Le parti social-démocrate retrouve en 1946 le même nombre de voix (15,6 p. 100) qu’en 1935 dans les pays tchèques, mais il perd toute audience en Slovaquie. À l’intérieur du parti, l’aile gauche pro-communiste, avec Fierlinger, s’assure la majorité et la présidence, mais la lutte entre les tendances reste très vive. Le parti socialiste national, présidé par Peter Zenkl, est un parti socialiste, mais non marxiste. Il peut compter sur un solide effectif de 593 000 membres, recrutés surtout parmi les fonctionnaires, les intellectuels et les ouvriers qualifiés. Le parti populiste, dirigé par Mgr Jan Šrámek (1870-1956), est un parti catholique progressiste, implanté dans les campagnes, surtout en Moravie. Enfin, en Slovaquie, le parti démocrate, avec 62 p. 100 des voix, bat nettement les communistes slovaques (30 p. 100 des voix) ; mais il est divisé par des querelles internes entre luthériens et catholiques.

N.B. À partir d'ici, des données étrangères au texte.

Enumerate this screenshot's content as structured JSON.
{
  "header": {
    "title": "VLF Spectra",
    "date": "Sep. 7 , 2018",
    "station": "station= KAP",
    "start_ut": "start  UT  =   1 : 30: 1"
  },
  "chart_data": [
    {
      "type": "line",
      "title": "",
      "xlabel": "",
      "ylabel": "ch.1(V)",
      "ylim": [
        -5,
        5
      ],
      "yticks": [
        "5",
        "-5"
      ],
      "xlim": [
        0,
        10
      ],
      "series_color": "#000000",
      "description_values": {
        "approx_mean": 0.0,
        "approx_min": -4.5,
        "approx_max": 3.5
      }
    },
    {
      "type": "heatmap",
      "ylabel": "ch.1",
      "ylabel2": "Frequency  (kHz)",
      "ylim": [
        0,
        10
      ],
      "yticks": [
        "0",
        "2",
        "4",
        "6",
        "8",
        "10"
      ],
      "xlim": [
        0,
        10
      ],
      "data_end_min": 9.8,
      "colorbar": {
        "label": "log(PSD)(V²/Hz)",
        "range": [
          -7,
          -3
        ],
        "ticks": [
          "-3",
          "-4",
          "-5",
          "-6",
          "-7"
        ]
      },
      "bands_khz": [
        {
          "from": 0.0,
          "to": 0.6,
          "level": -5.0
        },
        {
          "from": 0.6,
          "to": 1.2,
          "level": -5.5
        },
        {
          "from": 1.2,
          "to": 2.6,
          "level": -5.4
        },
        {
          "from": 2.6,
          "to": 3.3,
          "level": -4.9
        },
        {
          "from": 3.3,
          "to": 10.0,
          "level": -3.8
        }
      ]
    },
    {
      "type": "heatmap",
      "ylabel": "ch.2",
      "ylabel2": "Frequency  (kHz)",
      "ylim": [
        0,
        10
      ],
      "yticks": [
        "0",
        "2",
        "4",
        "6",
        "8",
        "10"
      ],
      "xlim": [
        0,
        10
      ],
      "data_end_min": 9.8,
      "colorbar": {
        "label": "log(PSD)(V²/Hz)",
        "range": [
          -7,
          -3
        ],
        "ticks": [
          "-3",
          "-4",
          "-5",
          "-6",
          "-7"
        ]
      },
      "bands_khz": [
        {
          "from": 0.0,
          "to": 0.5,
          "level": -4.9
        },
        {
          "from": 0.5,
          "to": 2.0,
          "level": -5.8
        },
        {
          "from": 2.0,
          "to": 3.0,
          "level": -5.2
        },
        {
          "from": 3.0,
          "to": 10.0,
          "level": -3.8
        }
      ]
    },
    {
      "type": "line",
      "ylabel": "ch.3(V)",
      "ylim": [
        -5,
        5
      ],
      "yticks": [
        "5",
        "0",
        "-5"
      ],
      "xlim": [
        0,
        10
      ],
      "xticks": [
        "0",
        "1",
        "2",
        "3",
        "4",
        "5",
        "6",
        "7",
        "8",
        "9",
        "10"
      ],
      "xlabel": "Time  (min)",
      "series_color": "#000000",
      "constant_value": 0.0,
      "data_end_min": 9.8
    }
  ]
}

Les partis démocratiques possèdent des atouts sérieux : la présidence de la République — mais Beneš joue de plus en plus à l’arbitre au-dessus des partis et compte avant tout sur la modération des communistes ; l’armée — mais elle ne joue pas de rôle politique, et Svoboda a écarté des postes de commandes les brillants officiers de l’émigration de Londres ; enfin l’organisation de gymnastique, les Sokol, liés aux socialistes nationaux — mais elle n’est pas organisée pour jouer le rôle d’un groupe de pression. Surtout, les partis démocratiques, divisés, évitent d’attaquer le parti communiste : ne sont-ils pas, eux aussi, pour les mesures de nationalisation, pour les liens privilégiés avec l’Union soviétique ? Les décisions politiques sont préparées par des réunions communes du Front national, où les communistes jouent de la solidarité marxiste avec les sociaux-démocrates ou de la mystique de l’unité de la résistance pour imposer un cours qui leur est favorable.